TESEV’in raporuna bakarak 1983’ten beri (Doğu’ya ayak basışım) savunduğum tezimi tekrarlayayım:

(1) Türkiye’nin Doğu ve Güneydoğu Anadolu bölgeleri için süratlı ‘ACİL BÖLGESEL KALKINMA PLANI’ yapılmalı. Uzun vâdeli bir çeşit Marshall Planı. (Sadece insani kaygılarla, adalet duygusuyla değil, siyasi menfaat gereği. Ayrılıkçı terör, ayrılıkçı siyaset ve şimdi de Kuzey Irak’ın oluşturduğu tehdit bunu ‘giderek daha acil’ hale getiriyor.)

(2) Bu kadar hayati bir sorun, serbest piyasa kurallarına ve liberal ekonominin tabii gidişatına bırakılamaz. Hiçbir şirket, hiçbir işadamı (bölge zenginleri de dahil) bu şartlarda Doğu’ya ve Güneydoğu’ya yatırım yapmaz. Türkiye’nin diğer bölgelerinde liberal ekonomiler sürerken, Doğu ve Güneydoğu’da süratle ‘karma ekonomi modeli’ne dönülmelidir.

(3) Geçici olarak emekyoğun yatırımlara öncelik verilmeli, bölgede bir ‘pazar’ oluşturulmalıdır. (Doğu ve Güneydoğu’yu bilen bilir, ‘ekonomisi’ yoktur, pazarı yoktur. Bölge ekonomisi legal olarak memur maaşlarının ve asker harcamalarının yarattığı alışverişten, illegal olarak da kaçakçılıktan ibarettir.)

(4) Teşvik politikalarının iflas ettiği ortada. Artık teşvik vs için çok geç. Derhal ve doğrudan eyleme geçme zamanı.

(5) Özel sektörü tetikleyene kadar, yatırımlar ‘kamu iktisadi kuruluşları’ tarafından yapılmalıdır.
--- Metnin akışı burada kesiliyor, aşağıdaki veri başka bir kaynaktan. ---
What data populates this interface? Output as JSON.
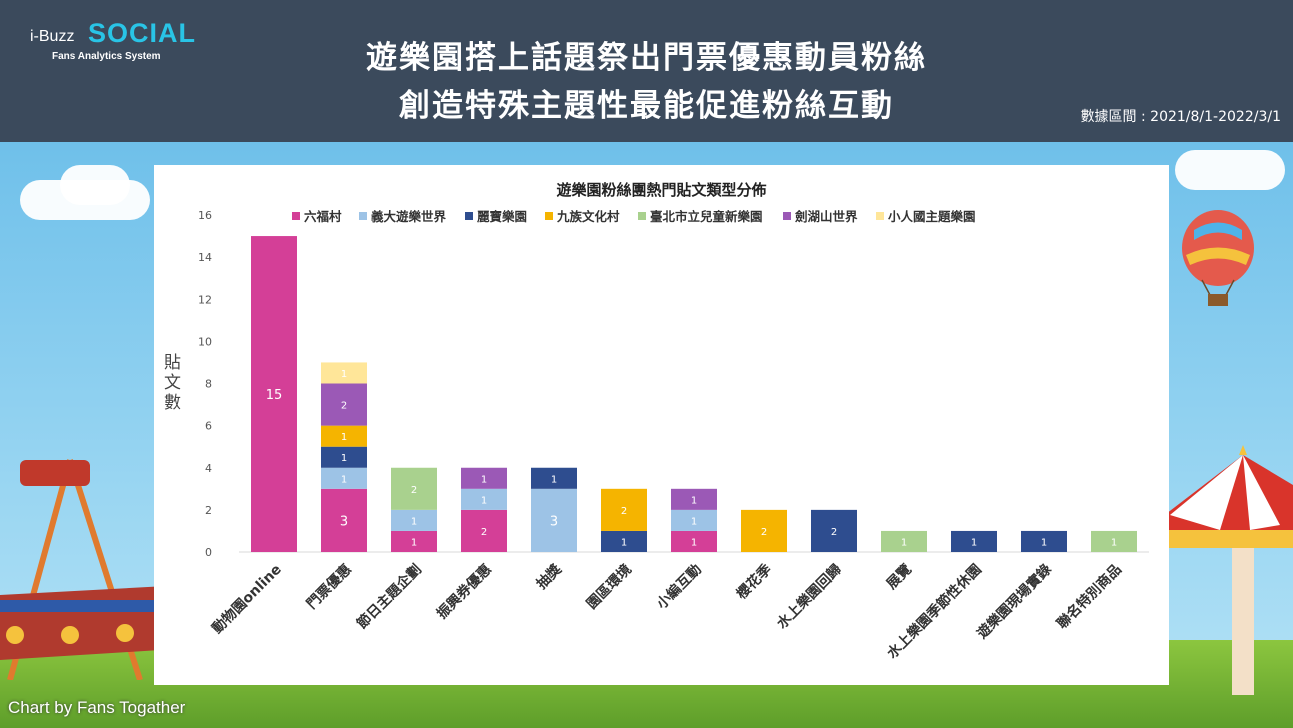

Bu kuruluşlar (geçmiş tecrübelere binaen) siyasi iktidarlardan korumak üzere - artık nasıl temin edilecekse - tamamen otonom şirketler haline getirilmelidir. Ancak yöneticilerine (ve kamuoyuna) bu KİT’lerin misyonu çok iyi anlatılmalıdır. (Bu otonomi mümkündür. Fransa’da bu tür KİT’ler yakın bir tarihe kadar kalkınmada önemli rol oynamıştır.)



Not-1: Daha fazla saçmalamamak ve iktisatçıları intihara zorlamamak için uzatmayacağım. Ama büyük kentlere kitlesel göçü önlemek için (bir aralar bir hesap yapmıştım ve “Nüfusumuzun 70 milyon olduğu varsayımıyla 12.250.000 kişi tarımsal alanları terk edip büyük kentlere göçecek demektir” demiştim, hatırlarsanız.) Doğu ve Güneydoğu’dan başlayarak ‘darbe emici yatırımlar’ yapılmalı. Yani (tsunamiye dönüşen) ekonomik göç dalgasının önüne (amortisör-tampon vazifesi görecek) kat kat ‘istihdam setleri’ çekilmeli. Özetle köyünde yaşamını sürdüremeyen, önce Şırnak’ta iş arasın. Şırnak’ta bulamazsa Diyarbakır’a gitsin...vs. Köylümüzün artık gözünün açıldığını, büyük kentlerin ‘taşının toprağının altın’ olmadığını anladığını zannediyorum. Anlamadıysa anlatılmalı. Gerekirse (AB ne kadar izin verir bilmiyorum ama) emeğin yurtiçi serbest dolaşımına geçici sınırlandırma getirilmeli.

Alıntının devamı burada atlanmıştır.